Chamber Symphony No.1, Op.9
Piano Concerto in A minor, Op.54
Symphony No.4 in E minor, Op.98
Lars Vogt (piano)
Christoph von Dohnányi
Reviewed by: Kevin Rogers
Reviewed: 4 February, 2007
Venue: Southbank Centre, London – Queen Elizabeth Hall
Schoenberg on a concert programme can put a lot of people off, especially if the opus number is a late one! However, when any music is played with conviction, as Schoenberg’s Chamber Symphony No.1 was here, it is an important reminder that every piece of music deserves to be listened to and judged on its own merits.

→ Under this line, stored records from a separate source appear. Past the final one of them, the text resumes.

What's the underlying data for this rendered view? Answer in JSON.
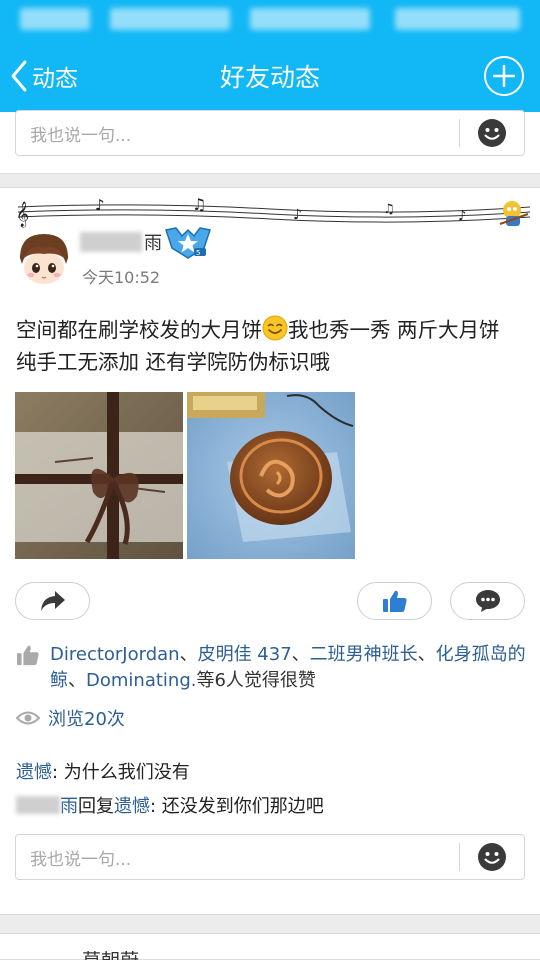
{
  "nav": {
    "back_label": "动态",
    "title": "好友动态"
  },
  "top_card": {
    "comment_placeholder": "我也说一句..."
  },
  "post": {
    "author_name_visible": "雨",
    "time": "今天10:52",
    "text_before_emoji": "空间都在刷学校发的大月饼",
    "text_after_emoji": "我也秀一秀 两斤大月饼 纯手工无添加 还有学院防伪标识哦",
    "likes": {
      "users": [
        "DirectorJordan",
        "皮明佳 437",
        "二班男神班长",
        "化身孤岛的鲸",
        "Dominating."
      ],
      "separator": "、",
      "suffix": "等6人觉得很赞"
    },
    "views": "浏览20次",
    "comments": [
      {
        "author": "遗憾",
        "text": ": 为什么我们没有"
      },
      {
        "author_visible": "雨",
        "reply_word": "回复",
        "target": "遗憾",
        "text": ": 还没发到你们那边吧"
      }
    ],
    "comment_placeholder": "我也说一句..."
  },
  "next_card": {
    "name": "莫朝蔚"
  },
  "colors": {
    "header": "#12b7f5",
    "link": "#2d5f94",
    "background": "#ececec"
  },
  "icons": [
    "back-arrow-icon",
    "add-icon",
    "emoji-icon",
    "share-icon",
    "like-icon",
    "reply-icon",
    "thumb-icon",
    "eye-icon",
    "vip-badge-icon",
    "smile-emoji-icon"
  ]
}
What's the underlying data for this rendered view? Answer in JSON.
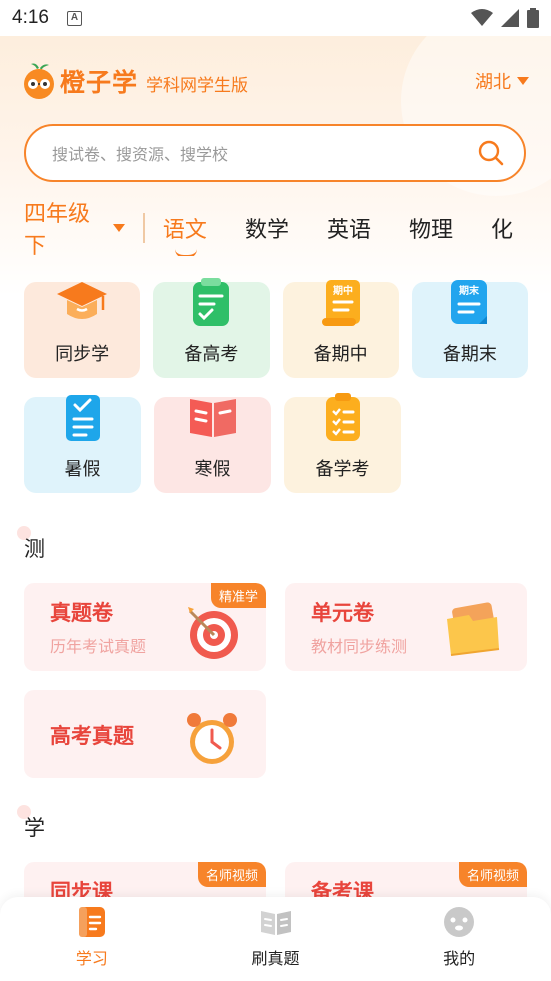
{
  "status_bar": {
    "time": "4:16",
    "notif_icon_letter": "A"
  },
  "header": {
    "brand": "橙子学",
    "brand_sub": "学科网学生版",
    "region": "湖北"
  },
  "search": {
    "placeholder": "搜试卷、搜资源、搜学校"
  },
  "subject_bar": {
    "grade": "四年级下",
    "tabs": [
      {
        "label": "语文",
        "active": true
      },
      {
        "label": "数学"
      },
      {
        "label": "英语"
      },
      {
        "label": "物理"
      },
      {
        "label": "化"
      }
    ]
  },
  "categories": [
    {
      "label": "同步学",
      "icon": "graduation-cap-icon"
    },
    {
      "label": "备高考",
      "icon": "notepad-check-icon"
    },
    {
      "label": "备期中",
      "icon": "midterm-scroll-icon",
      "icon_text": "期中"
    },
    {
      "label": "备期末",
      "icon": "final-doc-icon",
      "icon_text": "期末"
    },
    {
      "label": "暑假",
      "icon": "summer-checklist-icon"
    },
    {
      "label": "寒假",
      "icon": "winter-book-icon"
    },
    {
      "label": "备学考",
      "icon": "clipboard-list-icon"
    }
  ],
  "test_section": {
    "title": "测",
    "cards": [
      {
        "title": "真题卷",
        "subtitle": "历年考试真题",
        "badge": "精准学",
        "art": "target-dart-icon"
      },
      {
        "title": "单元卷",
        "subtitle": "教材同步练测",
        "art": "folder-icon"
      },
      {
        "title": "高考真题",
        "art": "alarm-clock-icon"
      }
    ]
  },
  "learn_section": {
    "title": "学",
    "cards": [
      {
        "title": "同步课",
        "badge": "名师视频"
      },
      {
        "title": "备考课",
        "badge": "名师视频"
      }
    ]
  },
  "bottom_nav": [
    {
      "label": "学习",
      "icon": "study-book-icon",
      "active": true
    },
    {
      "label": "刷真题",
      "icon": "open-book-icon"
    },
    {
      "label": "我的",
      "icon": "profile-face-icon"
    }
  ],
  "colors": {
    "accent": "#f77a1d",
    "feature_title": "#e8453c",
    "badge": "#f7842a"
  }
}
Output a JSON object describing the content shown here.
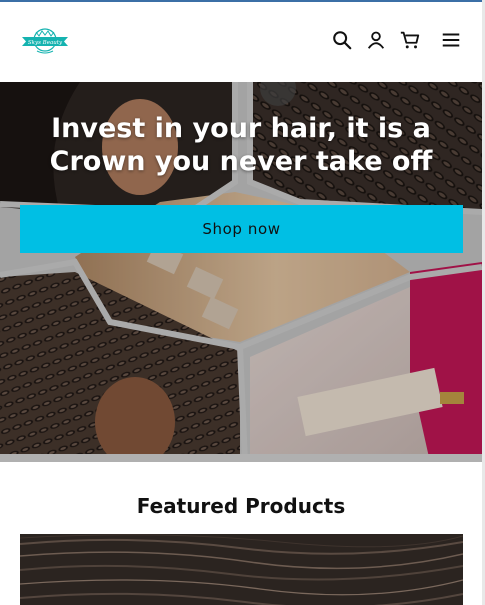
{
  "header": {
    "logo_icon": "brand-badge-logo",
    "logo_text": "Skys Beauty",
    "icons": [
      "search-icon",
      "account-icon",
      "cart-icon",
      "menu-icon"
    ]
  },
  "hero": {
    "title": "Invest in your hair, it is a Crown you never take off",
    "button_label": "Shop now"
  },
  "featured": {
    "title": "Featured Products"
  },
  "colors": {
    "accent": "#00bfe4",
    "logo": "#15b3b0"
  }
}
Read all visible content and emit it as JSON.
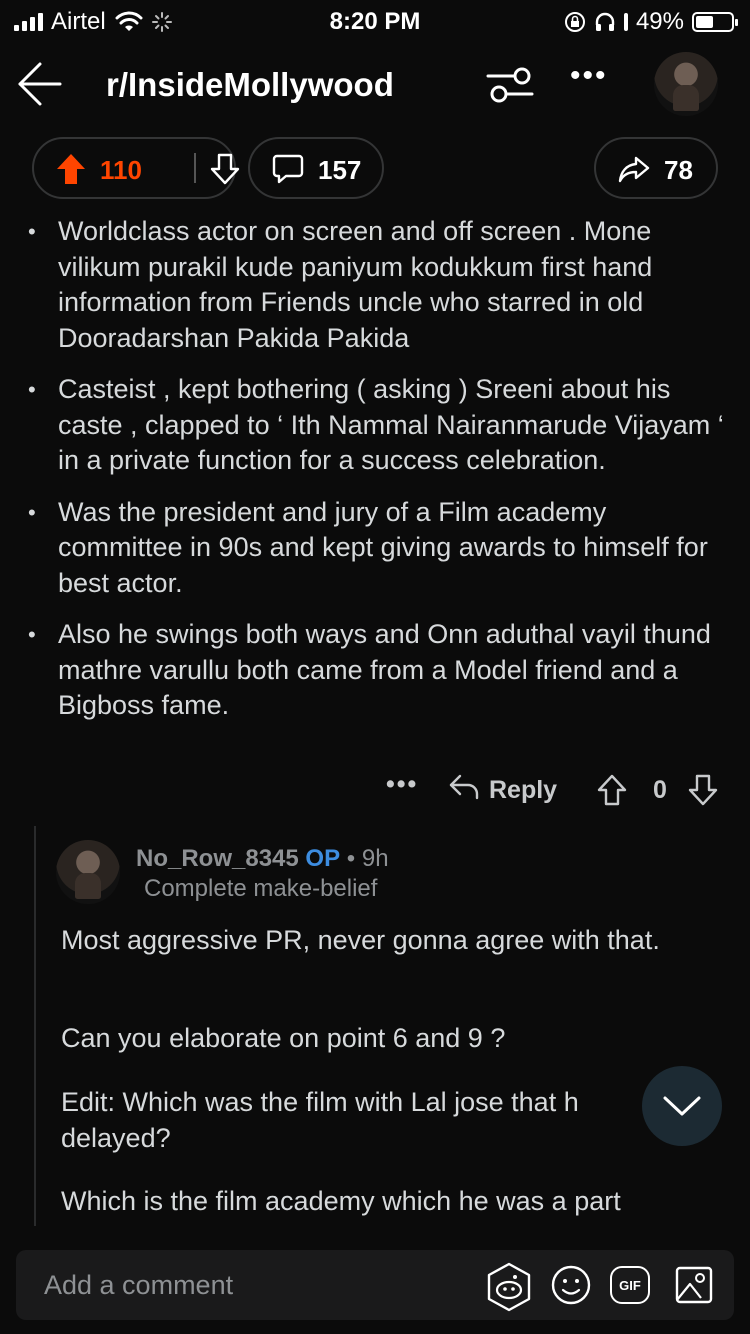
{
  "status_bar": {
    "carrier": "Airtel",
    "time": "8:20 PM",
    "battery": "49%",
    "battery_level": 0.49,
    "icons": [
      "signal-icon",
      "wifi-icon",
      "loading-icon",
      "lock-rotation-icon",
      "headphones-icon",
      "battery-icon"
    ]
  },
  "header": {
    "title": "r/InsideMollywood",
    "icons": [
      "back-arrow-icon",
      "filter-icon",
      "more-icon",
      "avatar"
    ]
  },
  "post_actions": {
    "upvotes": "110",
    "comments": "157",
    "shares": "78",
    "accent_color": "#ff4500"
  },
  "comment": {
    "bullets": [
      "Worldclass actor on screen and off screen . Mone vilikum purakil kude paniyum kodukkum first hand information from Friends uncle who starred in old Dooradarshan Pakida Pakida",
      "Casteist , kept bothering ( asking ) Sreeni about his caste , clapped to ‘ Ith Nammal Nairanmarude Vijayam ‘ in a private function for a success celebration.",
      "Was the president and jury of a Film academy committee in 90s and kept giving awards to himself for best actor.",
      "Also he swings both ways and Onn aduthal vayil thund mathre varullu both came from a Model friend and a Bigboss fame."
    ],
    "actions": {
      "more": "•••",
      "reply": "Reply",
      "score": "0"
    }
  },
  "reply": {
    "username": "No_Row_8345",
    "op_badge": "OP",
    "separator": "•",
    "age": "9h",
    "flair": "Complete make-belief",
    "paragraphs": [
      "Most aggressive PR, never gonna agree with that.",
      "Can you elaborate on point 6 and 9 ?",
      "Edit: Which was the film with Lal jose that h",
      "delayed?",
      "Which is the film academy which he was a part"
    ]
  },
  "composer": {
    "placeholder": "Add a comment",
    "gif_label": "GIF"
  }
}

Schoenberg later revised this 15-musician piece for symphony orchestra, which, if used here, would have taken everything that I enjoyed about this performance: the music’s intimacy and the opportunity for the Philharmonia’s principals to display some excellent playing. The transitional passage that leads to the Adagio was played with great fluency, which allowed the calm shores to be reached in a very contemplative way. The final section made for a lively contrast and in which a visibly energised Christoph von Dohnányi brought out a colourful, vibrant and impassioned conclusion.
In 1845, after several abortive attempts at a piano concerto during the 1830s, Schumann added two movements to an earlier Fantasy and this concerto was born. Its first performance, conducted by Mendelssohn, was given on New Year’s Day in 1846 by Schumann’s heavily pregnant wife, Clara. To her great disappointment the piece was received poorly but within a few years it had gained wide popularity.
Lars Vogt launched himself into what initially suggested itself as a potentially humdrum affair. However, he quickly established himself with some delightfully delicate and precise playing and was superbly supported by an expansive and lush orchestral sound; there was real co-operation between soloist and conductor. In the integrated cadenza there was obvious passion and the ‘Intermezzo’ then blossomed and the audience held its collective breath right up to the well-managed transition into the finale, its momentum maintained to the end, with Dohnányi dancing most of the way there!
The performance of Brahms’s Fourth Symphony confirmed what a towering masterpiece it is – a reading of accuracy and fidelity notable for richness of sound and intensity. In the first movement, the moment of contemplation in the bars marked ppp prior to the recapitulation was spot-on, and allowed for respite before the urgency and struggle of the powerful coda. The announcement of the second movement by the horns was very thoughtful, as were contributions from timpanist Andrew Smith and, especially, David Cohen, who led the cellos with distinction.
The lightning-flash that heralds the scherzo allowed for some comedic, well-timed triangle-playing along with graceful oboe and clarinet offerings. The finale, a passacaglia, was played in line with Brahms’s mastery; the invention with which he produces 32 Variations was utterly mesmerising and riveting. The passion and energy of the movement was announced at the very start on the trombones and sustained – all under the careful attention of Dohnányi who can be very proud of his achievements with the Philharmonia Orchestra.